В прошлую пятницу, видите ли, около десяти утра я сделал шаг, который должен был сделать месяцы, да что там, годы назад. Я был растянут на жестком, твердом столе, мои руки были прикованы, и за три четверти часа мне удалили аппендикс и желчный пузырь, последний из которых был каменоломней, а первый — выгребной ямой. Сегодня, очень осторожно, я переполз в кресло и съел свой первый кусочек твердой пищи. Но четыре дня назад мне удалось побриться, и меня считают довольно бодрым.
Я видел, как смерть приходит к людям разными путями, некоторые довольно необычные и западные. Однажды я видел, как человека повесили. И я видел, как нескольких людей застрелили, и сам был очень близок к тому, чтобы уйти таким образом два или три раза, но всегда другой парень целился плохо. В меня стреляли, потому что я был газетчиком, и в меня должны были стрелять. Должна быть общественная озабоченность тем, что печатается, а также его правдивостью, чтобы оправдать это. Это то, что газеты должны узнать в этой стране. После землетрясения в Сан-Франциско я видел, как стены рушились на человека. И у меня были еще более близкие проблески живописных и прозаических способов, которыми люди приходят к своему концу.
Но никогда прежде меня не призывали сознательно войти в Долину Теней, и, что бы вы ни говорили, это великий поступок. Я говорил в течение последних месяцев бесконечных обследований, что человек с небольшим любопытством, небольшим чувством юмора и небольшими деньгами, который не испытывает слишком сильной боли, мог бы наслаждаться изучением способов врачей и медсестер, путешествуя по пути инвалида. Это действительно был устланный цветами путь для меня, насколько это могло быть для пути, на котором человек страдал больше от унижения, бедствия, противодействия и разочарования в целом, чем от боли.
Но здесь был путь, конца которого я не мог видеть. Я не был вынужден идти по нему. Мой самый последний врач советовал мне не делать этого. Я мог бы прожить некоторое время, не делая этого. Это была ставка на высокую карту с шансом на выигрыш, и я принял ее.

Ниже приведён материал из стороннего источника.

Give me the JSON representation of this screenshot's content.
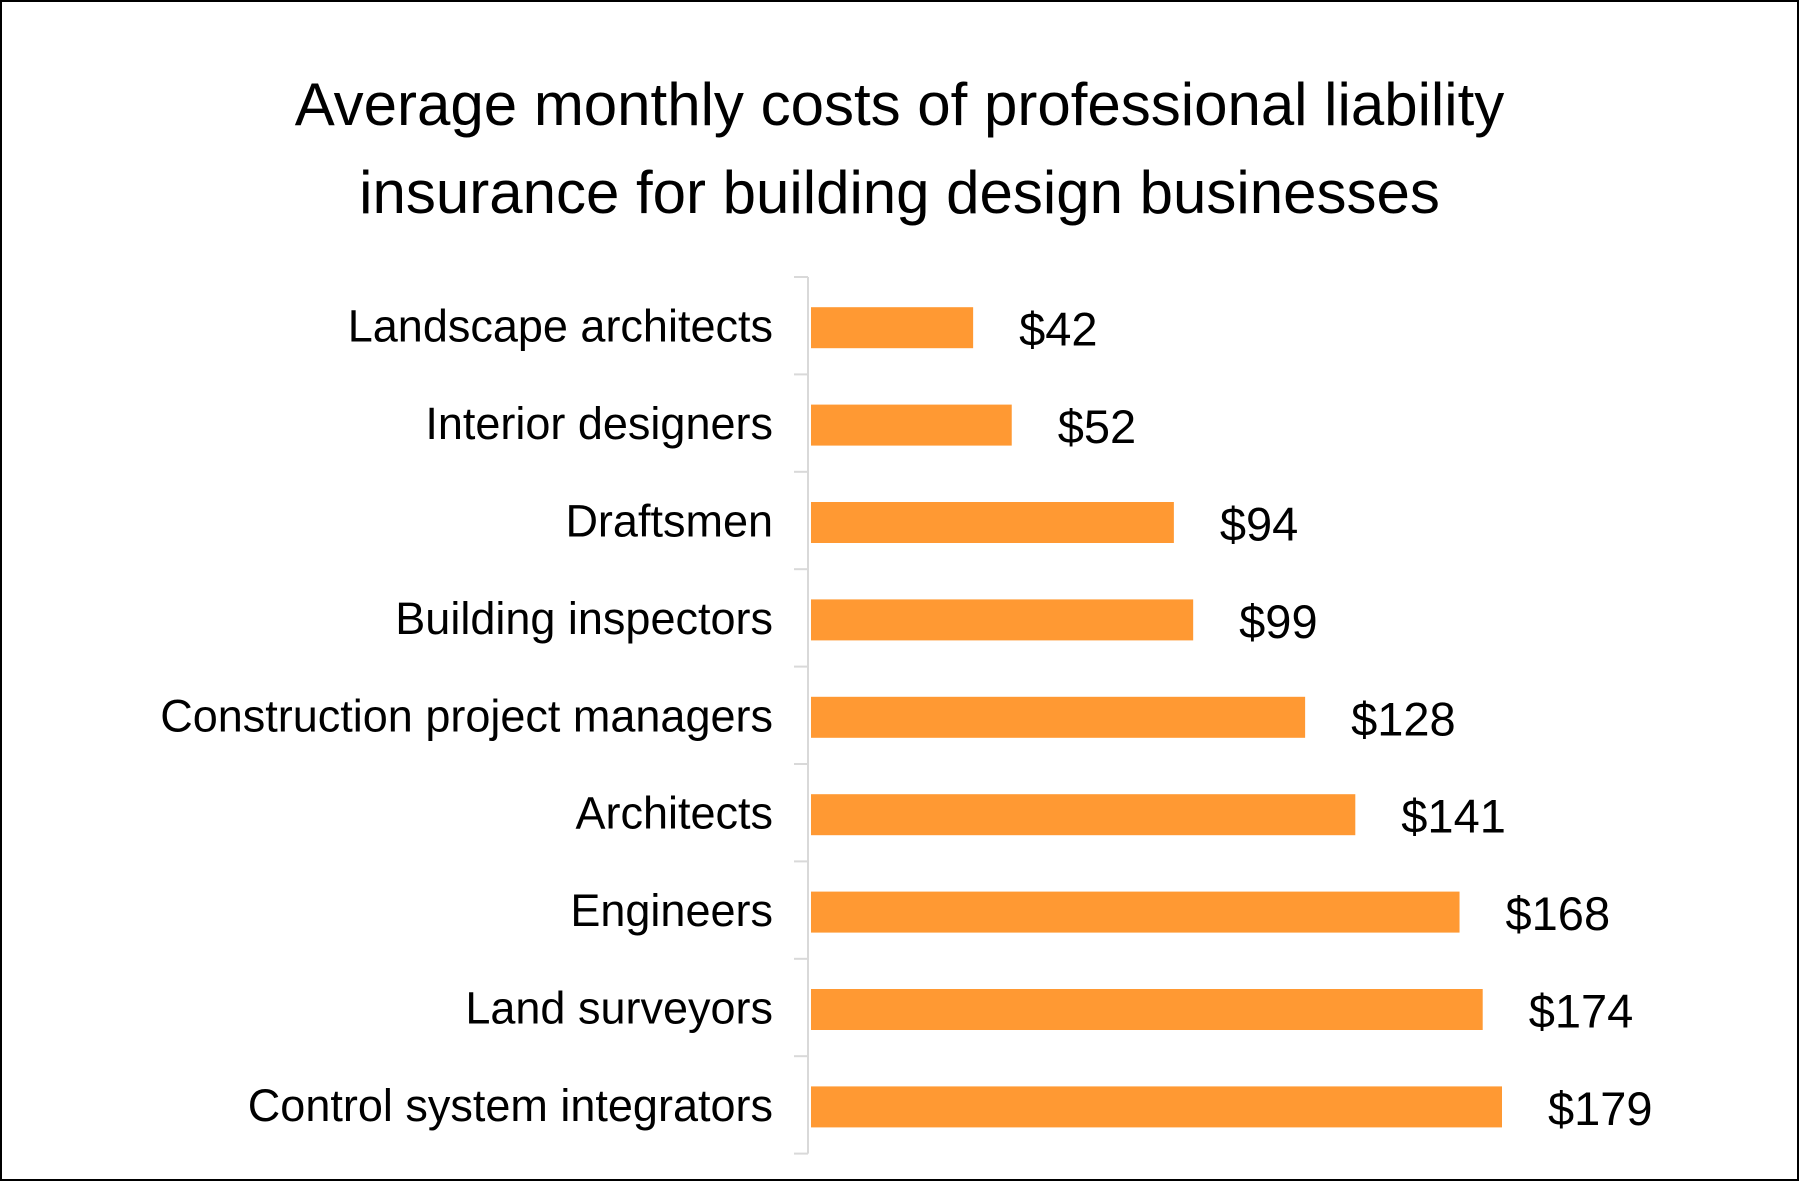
{
  "chart_data": {
    "type": "bar",
    "orientation": "horizontal",
    "title_lines": [
      "Average monthly costs of professional liability",
      "insurance for building design businesses"
    ],
    "categories": [
      "Landscape architects",
      "Interior designers",
      "Draftsmen",
      "Building inspectors",
      "Construction project managers",
      "Architects",
      "Engineers",
      "Land surveyors",
      "Control system integrators"
    ],
    "values": [
      42,
      52,
      94,
      99,
      128,
      141,
      168,
      174,
      179
    ],
    "data_labels": [
      "$42",
      "$52",
      "$94",
      "$99",
      "$128",
      "$141",
      "$168",
      "$174",
      "$179"
    ],
    "xlabel": "",
    "ylabel": "",
    "xlim": [
      0,
      179
    ],
    "grid": false,
    "legend": "none",
    "bar_color": "#FF9933"
  }
}
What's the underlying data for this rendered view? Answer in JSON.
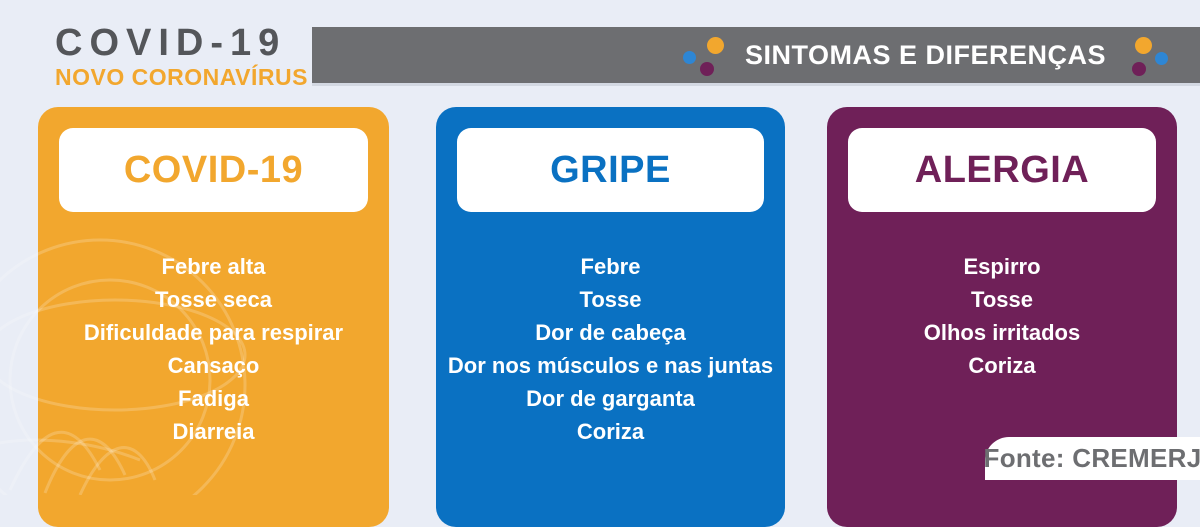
{
  "header": {
    "title": "COVID-19",
    "subtitle": "NOVO CORONAVÍRUS",
    "banner_label": "SINTOMAS E DIFERENÇAS"
  },
  "cards": [
    {
      "title": "COVID-19",
      "color": "#F2A72E",
      "symptoms": [
        "Febre alta",
        "Tosse seca",
        "Dificuldade para respirar",
        "Cansaço",
        "Fadiga",
        "Diarreia"
      ]
    },
    {
      "title": "GRIPE",
      "color": "#0A71C2",
      "symptoms": [
        "Febre",
        "Tosse",
        "Dor de cabeça",
        "Dor nos músculos e nas juntas",
        "Dor de garganta",
        "Coriza"
      ]
    },
    {
      "title": "ALERGIA",
      "color": "#6F2058",
      "symptoms": [
        "Espirro",
        "Tosse",
        "Olhos irritados",
        "Coriza"
      ]
    }
  ],
  "footer": {
    "source": "Fonte: CREMERJ"
  },
  "colors": {
    "background": "#E9EDF6",
    "banner_gray": "#6D6E71",
    "brand_dark": "#54565A",
    "orange": "#F2A72E",
    "blue": "#0A71C2",
    "purple": "#6F2058",
    "dot_blue": "#2E86D4",
    "source_text": "#6D6E71"
  }
}
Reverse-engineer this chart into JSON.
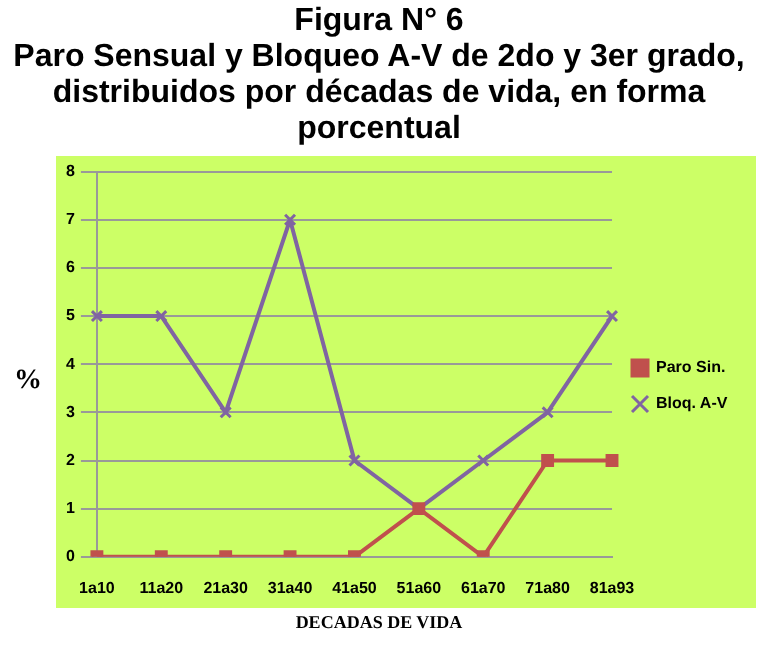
{
  "chart_data": {
    "type": "line",
    "title": "Figura N° 6",
    "subtitle": "Paro Sensual y Bloqueo A-V de 2do y 3er grado, distribuidos por décadas de vida, en forma porcentual",
    "xlabel": "DECADAS DE VIDA",
    "ylabel": "%",
    "categories": [
      "1a10",
      "11a20",
      "21a30",
      "31a40",
      "41a50",
      "51a60",
      "61a70",
      "71a80",
      "81a93"
    ],
    "series": [
      {
        "name": "Paro Sin.",
        "color": "#c0504d",
        "marker": "square",
        "values": [
          0,
          0,
          0,
          0,
          0,
          1,
          0,
          2,
          2
        ]
      },
      {
        "name": "Bloq. A-V",
        "color": "#8064a2",
        "marker": "cross",
        "values": [
          5,
          5,
          3,
          7,
          2,
          1,
          2,
          3,
          5
        ]
      }
    ],
    "ylim": [
      0,
      8
    ],
    "yticks": [
      0,
      1,
      2,
      3,
      4,
      5,
      6,
      7,
      8
    ],
    "grid": "y",
    "legend": "right"
  }
}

Я разделся с помощью моего мальчика в одной из больничных палат, а затем, облачившись в свой лучший костюм пижамы и антикварный халат самурая, который я использую как домашний халат, подчинился тому, чтобы мне дали дозу одурманивающего опиата, который должен был подействовать примерно через пятнадцать минут. Затем я сел в кресло и был провезен по коридору к лифту, остановившись тем временем, чтобы сказать «прощайте» моим дорогим, которые почему-то настаивали на том, чтобы сказать «до свидания», что является другим словом. Мне не собирались давать обычный анестетик, потому что мое сердце выкидывало некоторые штуки, поэтому я должен был принять местный анестетик, который должен был быть введен очень знаменитым французом. Мне не нужно говорить вам, что все это представление было организовано с изрядным блеском, и доктор Уилл Мэйо, вероятно, первый хирург мира, должен был использовать нож; а в галерее, наблюдая, были доктор Финни из Джонса Хопкинса, доктор Биллингс из Чикаго, доктор Воган из Мичиганского университета и другие. В целом, это было то, что светский репортер назвал бы recherche affair. Местная анестезия состоит из морфина и скополамина. Она вводится непосредственно иглой в нервы, которые ведут к тем конкретным частям, которые должны быть затронуты операцией. За этим я наблюдал с глубочайшим интересом. Это было болезненно, несколько, но это было сделано с изяществом и точностью, которые делают этот новый метод анестезии настоящим произведением искусства. Я думаю, что японцы, с их очень редкой способностью к вышивке, могли бы стать мастерами в этой работе. Были некоторые введения очень поверхностные, а некоторые чрезвычайно глубокие. Над головой оператора полдюжины голов пристально вглядывались в каждое его движение, в то время как сам пациент был свободен поднять голову и посмотреть вниз, и увидеть, что именно делается. Я не проверял себя, как должен был, чтобы увидеть, парализован ли я в какой-либо части.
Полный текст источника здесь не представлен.